Knowledge prior to existence is causative. I.e., if God, before He creates anything, knows exactly what everyone will do, it's either because He is causing it, or he's tapping into another source that's causing it.
Think of it this way. We are causative agents. I can decide to go get a bowl of ice cream right now, walk to the freezer and dip the ice cream into a bowl. However, if God knew before I was born that I would at this particular time go and get a bowl of ice cream, it isn't because he read my thoughts or knew my general appreciation for ice cream, because those things wouldn't exist yet, UNLESS someone else besides me formed me with those particular tendencies such that on this particular day at this particular time I would have a hankering for ice cream (which I'm starting to feel, as I type). Thus, the knowledge, before I exist, of me wanting a bowl of ice cream right now would have to be causative to be true knowledge. After I exist, God can "search my thoughts" and determine before I get the bowl of ice cream that I'm about to go get it, but that's likely not a very long-term prediction, unless I have a habit of getting ice cream at this time every day.
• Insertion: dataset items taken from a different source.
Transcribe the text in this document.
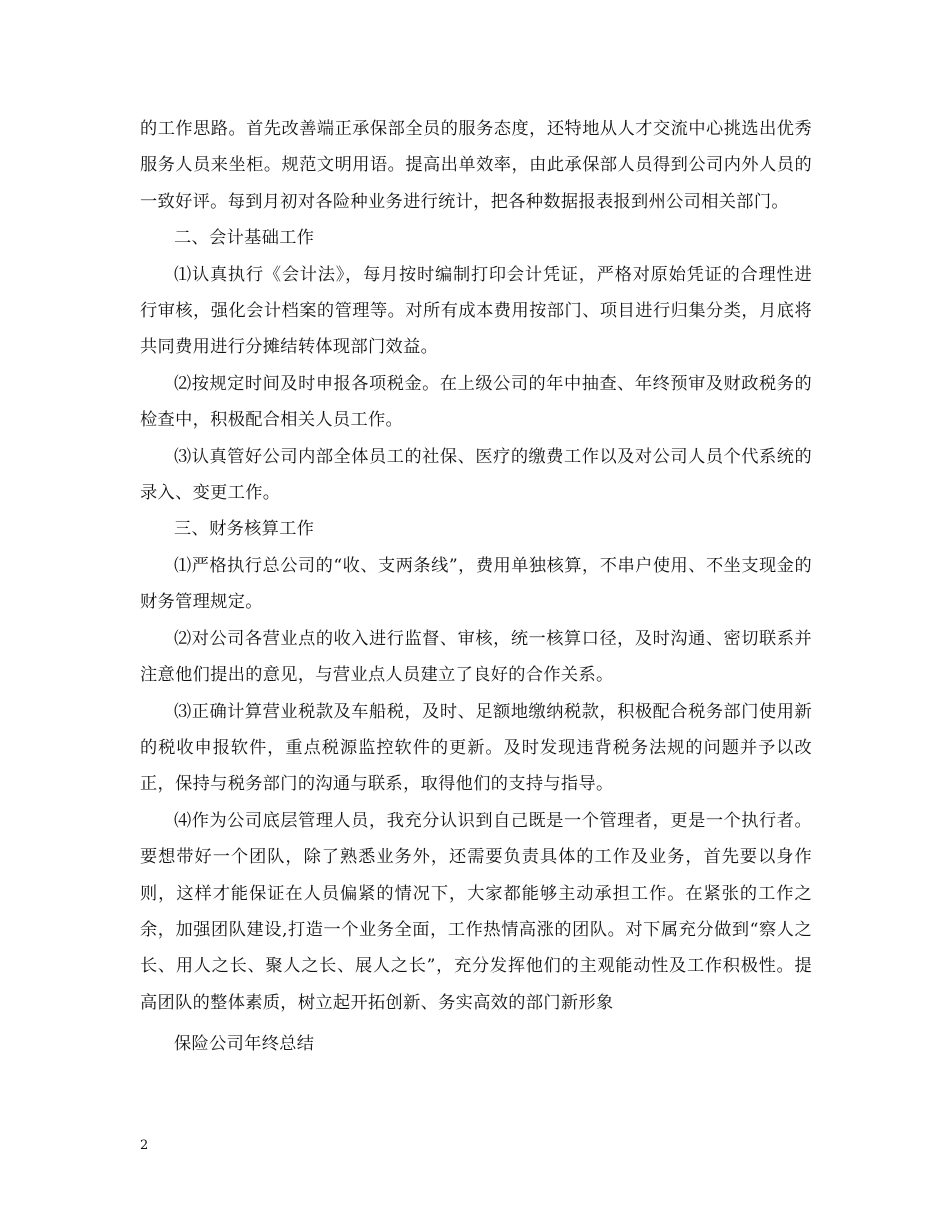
的工作思路。首先改善端正承保部全员的服务态度，还特地从人才交流中心挑选出优秀服务人员来坐柜。规范文明用语。提高出单效率，由此承保部人员得到公司内外人员的一致好评。每到月初对各险种业务进行统计，把各种数据报表报到州公司相关部门。

二、会计基础工作

⑴认真执行《会计法》，每月按时编制打印会计凭证，严格对原始凭证的合理性进行审核，强化会计档案的管理等。对所有成本费用按部门、项目进行归集分类，月底将共同费用进行分摊结转体现部门效益。

⑵按规定时间及时申报各项税金。在上级公司的年中抽查、年终预审及财政税务的检查中，积极配合相关人员工作。

⑶认真管好公司内部全体员工的社保、医疗的缴费工作以及对公司人员个代系统的录入、变更工作。

三、财务核算工作

⑴严格执行总公司的“收、支两条线”，费用单独核算，不串户使用、不坐支现金的财务管理规定。

⑵对公司各营业点的收入进行监督、审核，统一核算口径，及时沟通、密切联系并注意他们提出的意见，与营业点人员建立了良好的合作关系。

⑶正确计算营业税款及车船税，及时、足额地缴纳税款，积极配合税务部门使用新的税收申报软件，重点税源监控软件的更新。及时发现违背税务法规的问题并予以改正，保持与税务部门的沟通与联系，取得他们的支持与指导。

⑷作为公司底层管理人员，我充分认识到自己既是一个管理者，更是一个执行者。要想带好一个团队，除了熟悉业务外，还需要负责具体的工作及业务，首先要以身作则，这样才能保证在人员偏紧的情况下，大家都能够主动承担工作。在紧张的工作之余，加强团队建设,打造一个业务全面，工作热情高涨的团队。对下属充分做到“察人之长、用人之长、聚人之长、展人之长”，充分发挥他们的主观能动性及工作积极性。提高团队的整体素质，树立起开拓创新、务实高效的部门新形象

保险公司年终总结

2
Angels are causative agents, as is Satan. God can read their minds, no doubt, and determine what they are thinking before they act on those thoughts, but if He knew before He created them how they were all going to act, it would have to be causative, or getting the knowledge from another causative source.
If God had to get His knowledge from another causative source to know what would happen after creation, that would suggest God is NOT the most knowledgeable entity in the universe.
I like to describe these two ideas of God's foreknowledge as "Calvinism" and "Arminianism".
"Calvinism" believes God is the causative force for everything.
"Arminianism" believes there's another causative force, and God just looks at the future through a crystal ball of some sort. Now, an honest Arminian would say that God can change the future, in which case he becomes a Calvinist, because then His knowledge of the future has to depend on His causative power, rather than on some other entity's causative power.
One can easily see the conundrum here--that Arminianism devolves into Calvinism, and that Calvinism has God as the author of sin. But both assume that the future is fixed, and they are trying to understand how it works, inscribing to God attributes He doesn't deserve.